The group sat in thoughtful silence for a few moments, until Deera chimed in. "I tell my friends right away, instead of waiting for a good time. I figure there isn't ever a good time and I will just tell them so they don't get surprised later. They will all see me popping pills eventually, I do it enough times every day to prevent organ rejection. One time a guy asked me if I was addicted to painkillers. Yeah, it's better if they know up front."


"I guess I'm the opposite of you, Deera," Kurt said, "I barely tell anybody. No one will see me popping pills and no one will notice any food restrictions, so all they will think is that I am blowing them off on the days I can't get out of bed. I think I still prefer that to telling them. It makes me sound so weak when I say it out loud. Artie, you agreed with me about keeping it to yourself at work, do you feel the same way with friends?"


Artie, who had been listening attentively so far, tilted his head in thought. "No, it's not the same. My friends all know. But I don't love talking about it with them, so sometimes I just give them a website and say read this, if you still have questions then you can ask me. So far the websites have sufficed."

---AAIGAAIGAAIG---

Kurt cornered Blaine after the session ended. "Blaine, walk me back to my apartment?"


Blaine sighed, and began walking beside Kurt. "Sure." Then Kurt said something he wasn't expecting. He expected anger, or confusion, or pity. Maybe a heartfelt apology. But no.


"Oh my god Blaine I had this amazing audition on Friday and got a callback already!" Kurt actually sounded really excited. "I just couldn't wait to tell you. You are the first person I wanted to call when I found out. And about what you said in group today, I have a proposition for you."


"Okay...?" Blaine looked up expectantly.


"Lets just forget about it. Not make it a big deal. I understand why you didn't tell me you don't drink alcohol, and I was way too pushy. I get that way sometimes when I'm nervous. But just...tell me things from now on, okay? I promise I won't judge you, and I think you probably won't judge me either, right? We can be in this together?"


"Okay." Blaine thought that sounded amazing, actually. How could Kurt be so smart and perceptive? "Yes I like that idea."

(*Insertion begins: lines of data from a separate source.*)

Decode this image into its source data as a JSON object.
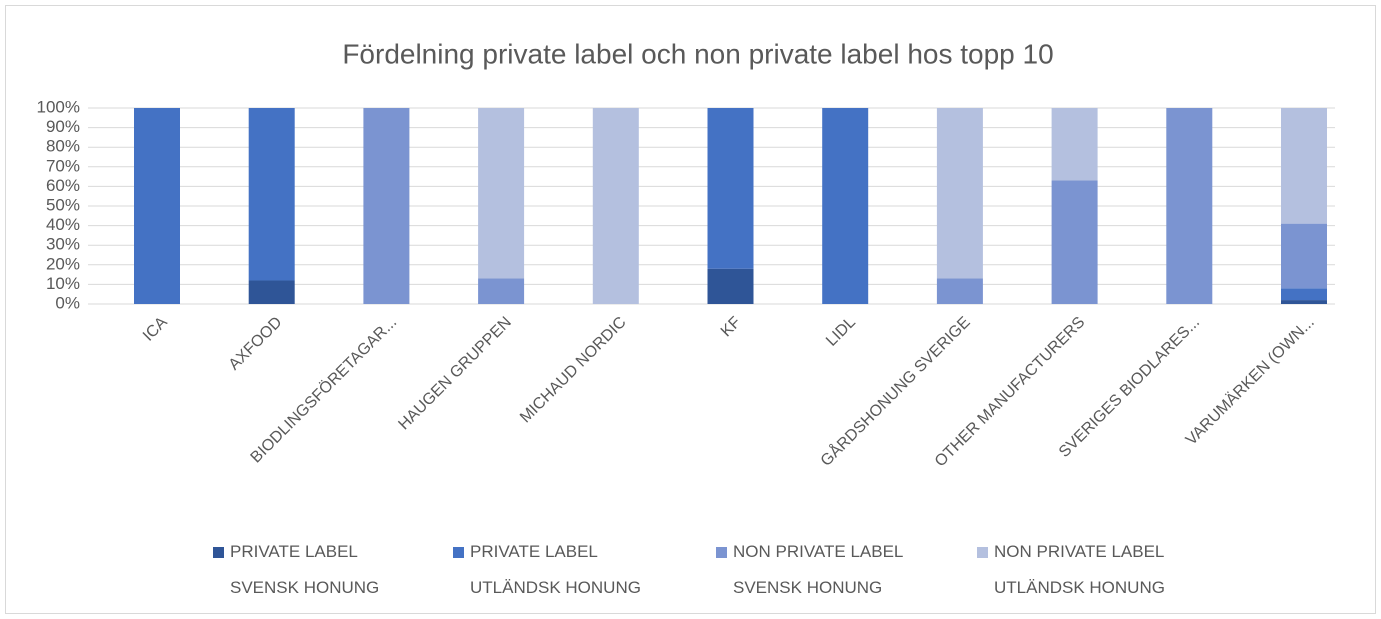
{
  "chart_data": {
    "type": "stacked_bar",
    "title": "Fördelning private label och non private label hos topp 10",
    "categories": [
      "ICA",
      "AXFOOD",
      "BIODLINGSFÖRETAGAR...",
      "HAUGEN GRUPPEN",
      "MICHAUD NORDIC",
      "KF",
      "LIDL",
      "GÅRDSHONUNG SVERIGE",
      "OTHER MANUFACTURERS",
      "SVERIGES BIODLARES...",
      "VARUMÄRKEN (OWN..."
    ],
    "series": [
      {
        "name": "PRIVATE LABEL SVENSK HONUNG",
        "color": "#2f5597",
        "values": [
          0,
          12,
          0,
          0,
          0,
          18,
          0,
          0,
          0,
          0,
          2
        ]
      },
      {
        "name": "PRIVATE LABEL UTLÄNDSK HONUNG",
        "color": "#4472c4",
        "values": [
          100,
          88,
          0,
          0,
          0,
          82,
          100,
          0,
          0,
          0,
          6
        ]
      },
      {
        "name": "NON PRIVATE LABEL SVENSK HONUNG",
        "color": "#7b94d1",
        "values": [
          0,
          0,
          100,
          13,
          0,
          0,
          0,
          13,
          63,
          100,
          33
        ]
      },
      {
        "name": "NON PRIVATE LABEL UTLÄNDSK HONUNG",
        "color": "#b4c0df",
        "values": [
          0,
          0,
          0,
          87,
          100,
          0,
          0,
          87,
          37,
          0,
          59
        ]
      }
    ],
    "ylim": [
      0,
      100
    ],
    "yticks": [
      {
        "value": 0,
        "label": "0%"
      },
      {
        "value": 10,
        "label": "10%"
      },
      {
        "value": 20,
        "label": "20%"
      },
      {
        "value": 30,
        "label": "30%"
      },
      {
        "value": 40,
        "label": "40%"
      },
      {
        "value": 50,
        "label": "50%"
      },
      {
        "value": 60,
        "label": "60%"
      },
      {
        "value": 70,
        "label": "70%"
      },
      {
        "value": 80,
        "label": "80%"
      },
      {
        "value": 90,
        "label": "90%"
      },
      {
        "value": 100,
        "label": "100%"
      }
    ],
    "grid": true
  }
}
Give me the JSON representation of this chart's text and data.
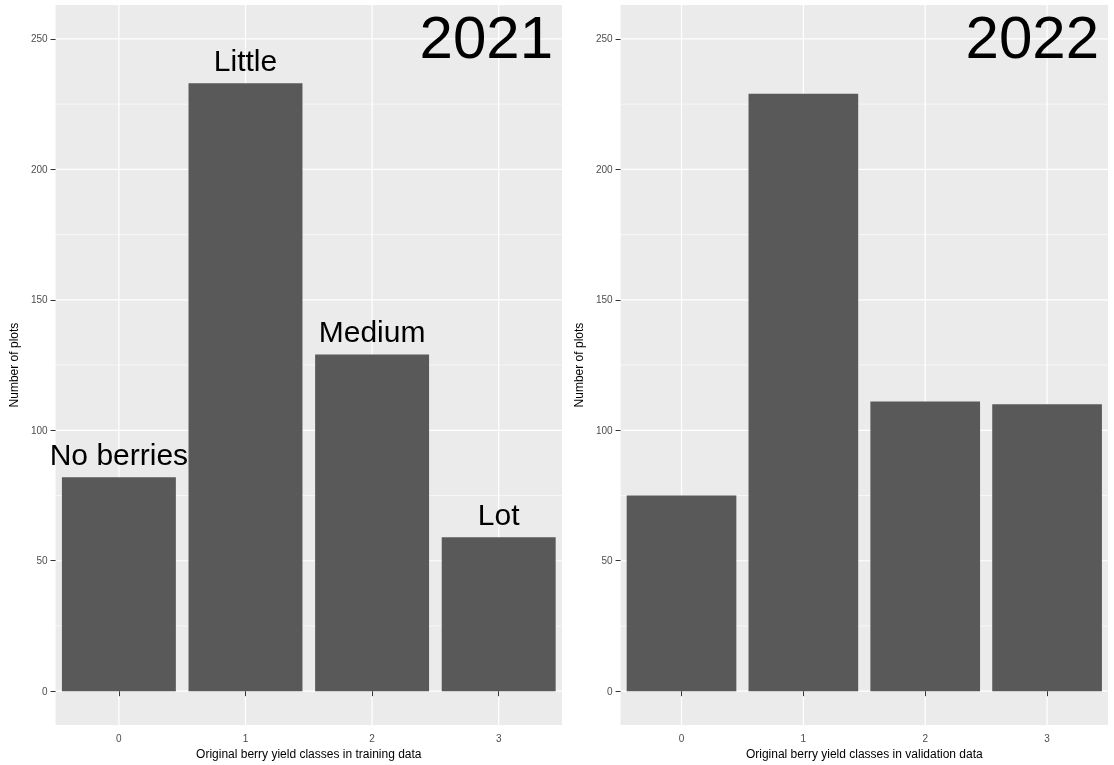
{
  "chart_data": [
    {
      "type": "bar",
      "title": "2021",
      "xlabel": "Original berry yield classes in training data",
      "ylabel": "Number of plots",
      "categories": [
        "0",
        "1",
        "2",
        "3"
      ],
      "values": [
        82,
        233,
        129,
        59
      ],
      "color": "#595959",
      "ylim": [
        -13,
        263
      ],
      "yticks": [
        0,
        {
          "value": 25,
          "label": null
        },
        50,
        {
          "value": 75,
          "label": null
        },
        100,
        {
          "value": 125,
          "label": null
        },
        150,
        {
          "value": 175,
          "label": null
        },
        200,
        {
          "value": 225,
          "label": null
        },
        250
      ],
      "grid": true,
      "annotations": [
        "No berries",
        "Little",
        "Medium",
        "Lot"
      ]
    },
    {
      "type": "bar",
      "title": "2022",
      "xlabel": "Original berry yield classes in validation data",
      "ylabel": "Number of plots",
      "categories": [
        "0",
        "1",
        "2",
        "3"
      ],
      "values": [
        75,
        229,
        111,
        110
      ],
      "color": "#595959",
      "ylim": [
        -13,
        263
      ],
      "yticks": [
        0,
        {
          "value": 25,
          "label": null
        },
        50,
        {
          "value": 75,
          "label": null
        },
        100,
        {
          "value": 125,
          "label": null
        },
        150,
        {
          "value": 175,
          "label": null
        },
        200,
        {
          "value": 225,
          "label": null
        },
        250
      ],
      "grid": true
    }
  ]
}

"Great!" Kurt replied, before stopping in front of a brick stoop. "Want to see my apartment?"


---AAIGAAIGAAIG---

Blaine had figured Kurt's family had money, but this was ridiculous. The furnishing was obviously professionally done, and very modern and sleep looking. He imagined a GQ model lounging artfully on the couch with a glass of wine. Then he imagined Kurt lounging artfully on the couch. Blaine cleared his throat.


"So, do you have roommates here?"


"No, my dad bought it for me when I decided to go to college in New York. I tried renting out the second bedroom to other students the first year I was here, but it got to be too much of a hassle. It's very nice for when I have parties, but that isn't too often."


"Did it come furnished?"


"Oh no, I did all this myself. Do you like it?" Kurt looked flattered.


"Yeah, I was just thinking it should be in a magazine."


Kurt beamed, and asked, "So what can I give you to drink that won't kill you?"


Blaine chuckled. "Water is good." He could not believe that Kurt owned an apartment in Greenwich village. Not only was his family loaded, they trusted him, which is more than Blaine could say about his own parents.


Kurt brought a water, a beer, and a stack of songbooks to the kitchen table, inviting Blaine to sit down next to him.


"So, will you help me pick a song for my callback?"


Blaine went to sit at the table next to Kurt, but stopped a few steps short of the chair. He walked purposely over to Kurt, leaned down slowly, and pressed a soft kiss to his cheek. With a small smile on face, Blaine sat down, reached out to rest his hand on Kurt's knee, and said, "I'd love to."